The experience of Botswana, Indonesia, Malaysia, and Mexico, on the contrary, show that exploitation of natural resources can provide a pathway to middle and high income status provided transparent accountability systems and a conducive environment for private sector development are put in place, and natural resource rents are invested to create other forms of capital. Another critical aspect is economic diversification. These countries have moved away from single resource dependence by diversifying their exports, and witnessed accelerated and sustained economic growth over time.
Economic diversification is already happening in Uganda, and the structure of the economy is gradually shifting from reliance on agriculture to manufacturing and services. The transformation of Uganda’s economy is also visible through an increased diversification of its trade base both in terms of geography—the number of Uganda’s trade partners has increased—and type of products—the country’s export basket now includes some 60 new products, e.g., cooking oils, processed fruits and vegetables, and fish. The gradual transformation in the output and export structures of Uganda, however, has not been accompanied by a similar shift in the employment structure—as the vast majority of jobs are still in the agriculture sector.

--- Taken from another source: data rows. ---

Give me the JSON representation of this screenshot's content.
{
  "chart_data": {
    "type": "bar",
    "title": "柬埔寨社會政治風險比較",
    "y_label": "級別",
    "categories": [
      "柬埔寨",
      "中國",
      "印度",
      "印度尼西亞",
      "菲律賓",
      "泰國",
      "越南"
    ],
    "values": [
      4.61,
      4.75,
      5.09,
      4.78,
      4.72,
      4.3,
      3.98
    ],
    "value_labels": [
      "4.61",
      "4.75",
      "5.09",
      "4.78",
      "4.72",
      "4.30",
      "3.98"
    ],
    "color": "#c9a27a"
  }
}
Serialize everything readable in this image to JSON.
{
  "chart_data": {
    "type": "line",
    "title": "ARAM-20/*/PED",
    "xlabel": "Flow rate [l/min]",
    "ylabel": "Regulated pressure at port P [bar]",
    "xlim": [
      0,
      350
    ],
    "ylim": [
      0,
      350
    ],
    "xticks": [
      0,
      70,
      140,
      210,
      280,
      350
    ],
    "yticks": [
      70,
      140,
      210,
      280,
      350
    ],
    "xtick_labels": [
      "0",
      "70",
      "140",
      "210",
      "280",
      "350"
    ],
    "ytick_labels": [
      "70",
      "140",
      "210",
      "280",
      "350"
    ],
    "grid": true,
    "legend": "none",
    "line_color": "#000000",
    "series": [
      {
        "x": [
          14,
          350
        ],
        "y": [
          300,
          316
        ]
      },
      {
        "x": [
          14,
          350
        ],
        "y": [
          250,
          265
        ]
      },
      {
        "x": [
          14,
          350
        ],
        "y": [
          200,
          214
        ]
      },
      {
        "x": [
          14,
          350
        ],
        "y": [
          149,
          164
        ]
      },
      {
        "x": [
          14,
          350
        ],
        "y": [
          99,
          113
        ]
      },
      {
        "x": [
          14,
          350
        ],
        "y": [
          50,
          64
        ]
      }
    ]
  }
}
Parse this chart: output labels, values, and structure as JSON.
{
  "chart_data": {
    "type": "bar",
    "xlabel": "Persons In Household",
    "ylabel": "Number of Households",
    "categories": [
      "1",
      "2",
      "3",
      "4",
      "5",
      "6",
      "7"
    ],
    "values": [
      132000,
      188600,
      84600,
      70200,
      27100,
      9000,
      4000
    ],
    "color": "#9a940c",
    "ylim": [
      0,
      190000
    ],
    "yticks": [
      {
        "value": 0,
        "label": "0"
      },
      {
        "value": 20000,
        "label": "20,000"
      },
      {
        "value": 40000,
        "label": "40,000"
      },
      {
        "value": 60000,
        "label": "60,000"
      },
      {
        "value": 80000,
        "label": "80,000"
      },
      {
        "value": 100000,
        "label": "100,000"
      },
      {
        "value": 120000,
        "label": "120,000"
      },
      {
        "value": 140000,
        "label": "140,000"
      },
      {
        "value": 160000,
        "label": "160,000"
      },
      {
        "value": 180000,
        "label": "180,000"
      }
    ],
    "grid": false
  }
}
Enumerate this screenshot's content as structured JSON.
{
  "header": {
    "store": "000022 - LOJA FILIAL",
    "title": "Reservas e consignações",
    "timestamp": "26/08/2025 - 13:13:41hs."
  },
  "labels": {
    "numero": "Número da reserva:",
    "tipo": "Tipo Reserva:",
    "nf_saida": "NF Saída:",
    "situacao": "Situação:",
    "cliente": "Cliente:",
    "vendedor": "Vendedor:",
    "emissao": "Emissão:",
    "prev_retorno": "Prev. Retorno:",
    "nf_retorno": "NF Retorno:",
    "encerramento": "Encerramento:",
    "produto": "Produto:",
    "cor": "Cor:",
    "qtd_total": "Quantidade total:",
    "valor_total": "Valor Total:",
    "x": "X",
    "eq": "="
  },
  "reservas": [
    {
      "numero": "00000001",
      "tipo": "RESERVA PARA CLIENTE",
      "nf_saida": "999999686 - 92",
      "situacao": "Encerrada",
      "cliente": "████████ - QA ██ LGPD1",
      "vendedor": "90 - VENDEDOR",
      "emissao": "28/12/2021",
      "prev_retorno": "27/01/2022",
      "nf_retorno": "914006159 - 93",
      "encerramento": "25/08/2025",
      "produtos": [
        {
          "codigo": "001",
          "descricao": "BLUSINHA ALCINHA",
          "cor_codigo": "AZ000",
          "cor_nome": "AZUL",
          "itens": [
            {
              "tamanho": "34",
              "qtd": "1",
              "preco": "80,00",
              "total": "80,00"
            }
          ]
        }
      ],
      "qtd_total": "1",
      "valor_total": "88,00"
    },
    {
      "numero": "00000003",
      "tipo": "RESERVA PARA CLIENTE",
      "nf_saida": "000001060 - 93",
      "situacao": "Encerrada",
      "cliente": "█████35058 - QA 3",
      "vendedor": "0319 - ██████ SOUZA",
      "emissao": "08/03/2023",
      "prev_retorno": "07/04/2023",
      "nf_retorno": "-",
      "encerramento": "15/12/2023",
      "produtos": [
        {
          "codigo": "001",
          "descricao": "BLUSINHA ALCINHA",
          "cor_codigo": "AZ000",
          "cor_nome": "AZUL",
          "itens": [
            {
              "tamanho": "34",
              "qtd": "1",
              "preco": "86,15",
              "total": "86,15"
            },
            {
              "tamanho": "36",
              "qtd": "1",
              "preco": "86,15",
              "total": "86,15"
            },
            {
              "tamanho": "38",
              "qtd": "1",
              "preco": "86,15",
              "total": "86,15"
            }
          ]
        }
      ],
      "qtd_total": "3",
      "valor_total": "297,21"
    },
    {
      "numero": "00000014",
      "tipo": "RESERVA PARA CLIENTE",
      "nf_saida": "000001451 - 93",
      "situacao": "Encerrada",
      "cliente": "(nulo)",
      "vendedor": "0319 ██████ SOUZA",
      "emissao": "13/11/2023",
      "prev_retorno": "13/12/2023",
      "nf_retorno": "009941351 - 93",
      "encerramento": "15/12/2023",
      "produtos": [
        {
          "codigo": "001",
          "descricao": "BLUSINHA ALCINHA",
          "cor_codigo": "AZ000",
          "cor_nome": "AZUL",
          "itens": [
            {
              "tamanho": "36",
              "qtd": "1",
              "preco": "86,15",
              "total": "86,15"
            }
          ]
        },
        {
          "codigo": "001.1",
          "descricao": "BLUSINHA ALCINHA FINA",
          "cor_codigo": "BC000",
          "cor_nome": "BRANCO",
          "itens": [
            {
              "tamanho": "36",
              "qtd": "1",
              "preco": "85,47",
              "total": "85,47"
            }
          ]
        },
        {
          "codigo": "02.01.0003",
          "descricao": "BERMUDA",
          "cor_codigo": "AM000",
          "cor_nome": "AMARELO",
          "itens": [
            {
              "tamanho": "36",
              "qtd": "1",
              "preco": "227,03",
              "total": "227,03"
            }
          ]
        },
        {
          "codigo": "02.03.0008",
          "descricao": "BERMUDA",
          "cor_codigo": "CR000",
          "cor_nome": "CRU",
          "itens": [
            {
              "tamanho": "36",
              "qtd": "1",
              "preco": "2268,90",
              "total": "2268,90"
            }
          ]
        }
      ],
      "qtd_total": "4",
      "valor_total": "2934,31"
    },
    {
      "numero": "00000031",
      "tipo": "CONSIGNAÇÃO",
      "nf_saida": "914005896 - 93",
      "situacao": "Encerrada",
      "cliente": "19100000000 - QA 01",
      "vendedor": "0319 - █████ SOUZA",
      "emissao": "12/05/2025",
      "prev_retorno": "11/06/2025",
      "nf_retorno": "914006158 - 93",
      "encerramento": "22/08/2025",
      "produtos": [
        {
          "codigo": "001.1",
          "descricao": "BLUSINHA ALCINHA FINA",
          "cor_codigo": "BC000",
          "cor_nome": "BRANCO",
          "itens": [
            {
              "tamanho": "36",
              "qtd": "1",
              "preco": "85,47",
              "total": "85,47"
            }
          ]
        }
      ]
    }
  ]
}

In the latest World Bank Uganda Country Economic Memorandum, , we propose a strategy for how the country’s oil could fuel economic diversification so that it can harness the full potential of its oil and mineral resources to secure the long-term future of its people, sustainably. Titled, “Economic Diversification and Growth in the Era of Oil and Volatility,” the report sets out a strategy based on key building blocks articulated around enhanced transparency and environmental management, macroeconomic and fiscal prudence, and an improved investment climate for private sector.
Pursuing this strategy, could generate growth rates averaging nearly 10% for Uganda over the five years following the start of full commercialization of oil production, assuming that the oil price will recover in the medium term to its pre-crisis level of $90 per barrel. This would be a doubling of the current estimated growth of 4.6% of 2015/16. Indeed, provided these assumptions hold, oil production could increase total government revenue from the current 13% of GDP to about 18% on average for more than 20 years.
Oil can help Uganda diversify by promoting the emergence of new industries, such as chemicals, fertilizers, cement; and by addressing key bottlenecks to sector growth in agriculture, manufacturing, mining and tourism through investing oil proceeds in infrastructure, better health care, as well as improving skills through quality education to develop the human capital. Moreover, the exploitation of oil can create synergies with local industries and services through purchases from and sales to other sectors—backward and forward linkages. Successful countries have harnessed those channels over time.
In a nutshell, how well Uganda ‘prepares for oil’ will determine how much the country will benefit from its oil. Uganda can buck the trend of some other countries affected by the resource curse by setting up the right institutions, improving the performance of existing institutions, and adopting and implementing the right set of policies. This is easier said than done, but it’s doable and absolutely essential to turn Uganda’s oil into a blessing rather than a curse for all its citizens.